By Jordana Bell, Senior Lecturer, King’s College London; Jeffrey Craig, Principal Research Fellow, Murdoch Childrens Research Institute, and Juan Castillo-Fernandez, PhD candidate, King’s College London
The rate of IVF births has risen dramatically in recent years as fertility rates continue to fall worldwide. To date, over 5m babies have been born with the help of these technologies.
However, there have been concerns about potential health problems in children conceived by IVF. Our latest study shows that those fears are largely unfounded.
Since the first IVF baby was born in 1978, scientists have raised concerns about potential birth defects and health problems in children conceived by IVF.
Most of the children appear healthy, but a small increase in health problems, such as low birth weight, premature birth and birth defects, has been reported.
Since IVF has only been available for about 40 years, the long-term health effects of this technology have not yet been fully explored.
There is growing evidence that certain risk factors, such as poor maternal nutrition, at the time of conception and pregnancy can influence a person’s health in later life. Recent studies have shown that some of these long-term health effects may be encoded by epigenetics.

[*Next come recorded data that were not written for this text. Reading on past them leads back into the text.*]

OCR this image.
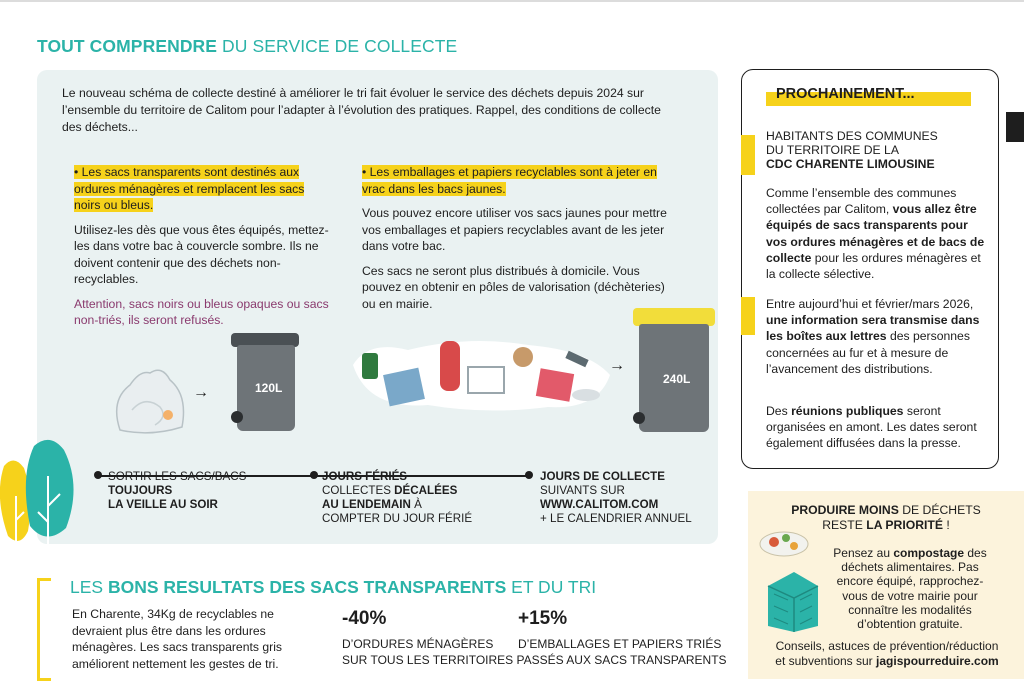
TOUT COMPRENDRE DU SERVICE DE COLLECTE

Le nouveau schéma de collecte destiné à améliorer le tri fait évoluer le service des déchets depuis 2024 sur l’ensemble du territoire de Calitom pour l’adapter à l’évolution des pratiques. Rappel, des conditions de collecte des déchets...

• Les sacs transparents sont destinés aux ordures ménagères et remplacent les sacs noirs ou bleus.

Utilisez-les dès que vous êtes équipés, mettez-les dans votre bac à couvercle sombre. Ils ne doivent contenir que des déchets non-recyclables.

Attention, sacs noirs ou bleus opaques ou sacs non-triés, ils seront refusés.

• Les emballages et papiers recyclables sont à jeter en vrac dans les bacs jaunes.

Vous pouvez encore utiliser vos sacs jaunes pour mettre vos emballages et papiers recyclables avant de les jeter dans votre bac.

Ces sacs ne seront plus distribués à domicile. Vous pouvez en obtenir en pôles de valorisation (déchèteries) ou en mairie.

→	120L
→
240L
SORTIR LES SACS/BACS
TOUJOURS
LA VEILLE AU SOIR
JOURS FÉRIÉS
COLLECTES DÉCALÉES
AU LENDEMAIN À
COMPTER DU JOUR FÉRIÉ
JOURS DE COLLECTE
SUIVANTS SUR
WWW.CALITOM.COM
+ LE CALENDRIER ANNUEL
PROCHAINEMENT...
HABITANTS DES COMMUNES
DU TERRITOIRE DE LA
CDC CHARENTE LIMOUSINE
Comme l’ensemble des communes collectées par Calitom, vous allez être équipés de sacs transparents pour vos ordures ménagères et de bacs de collecte pour les ordures ménagères et la collecte sélective.
Entre aujourd’hui et février/mars 2026, une information sera transmise dans les boîtes aux lettres des personnes concernées au fur et à mesure de l’avancement des distributions.
Des réunions publiques seront organisées en amont. Les dates seront également diffusées dans la presse.
PRODUIRE MOINS DE DÉCHETS
RESTE LA PRIORITÉ !
Pensez au compostage des déchets alimentaires. Pas encore équipé, rapprochez-vous de votre mairie pour connaître les modalités d’obtention gratuite.
Conseils, astuces de prévention/réduction et subventions sur jagispourreduire.com
LES BONS RESULTATS DES SACS TRANSPARENTS ET DU TRI

En Charente, 34Kg de recyclables ne devraient plus être dans les ordures ménagères. Les sacs transparents gris améliorent nettement les gestes de tri.

-40%
D’ORDURES MÉNAGÈRES
+15%
D’EMBALLAGES ET PAPIERS TRIÉS
SUR TOUS LES TERRITOIRES PASSÉS AUX SACS TRANSPARENTS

Epigenetics are the biological mechanisms that regulate genes. Epigenetic switches control whether genes are activated or silenced. Events that occur in early development, including the time between conception and birth, can influence health in later life and epigenetics plays an important role in this process.
Previous research has studied the link between epigenetics and IVF, but the results have been inconsistent. One reason for this is that fertility treatment is often associated with common risk factors, aside from the IVF technology itself, such as being older mums or having twins or triplets, which are more likely to be delivered prematurely and have a lower birth weight.
The twin approach
In our study, we examined epigenetic changes in IVF and naturally conceived newborn twins. We only considered babies born from twin pregnancies to avoid finding epigenetic differences attributed to single and multiple births.
Most of the previous epigenetic studies in IVF focused on selected regions of the genome that regulate genes known to cause developmental disorders due to epigenetic alterations, but we investigated the entire genome to ask if there were differences in genes that had not been previously implicated in epigenetic disorders.
We found no major epigenetic differences in IVF-conceived twins, but we did find epigenetic changes with small impacts. Two genes related to male and female infertility showed small but significant differences in IVF-conceived twins, which suggests that the newborn twin epigenetic profile may contain markers of parental infertility, to a small extent. But it is unclear if the small changes that we saw were a result of infertility or the IVF treatment itself.
Twins provide a natural unique study design that allows us to separate the importance of genes and environment on human traits. Environment exposures can be shared by both twins in a pair, for example in the womb, or exposures can also be specific to each twin. Using this twin-based approach we found that environmental factors specific to each twin were most likely to influence the top IVF-associated epigenetic changes. One explanation for these results could be that the IVF procedure introduces slight variability in epigenetic marks.
Epigenetic differences have been identified in common chronic diseases such as cancer, psychiatric disorders and diabetes. We found no such major epigenetic differences in babies conceived by IVF, although future studies are needed to see if the small epigenetic changes we observed remain over time. Our results are reassuring for parents who used IVF and children conceived by IVF as our research suggests that IVF technology has little impact on epigenetic changes, and potentially future health.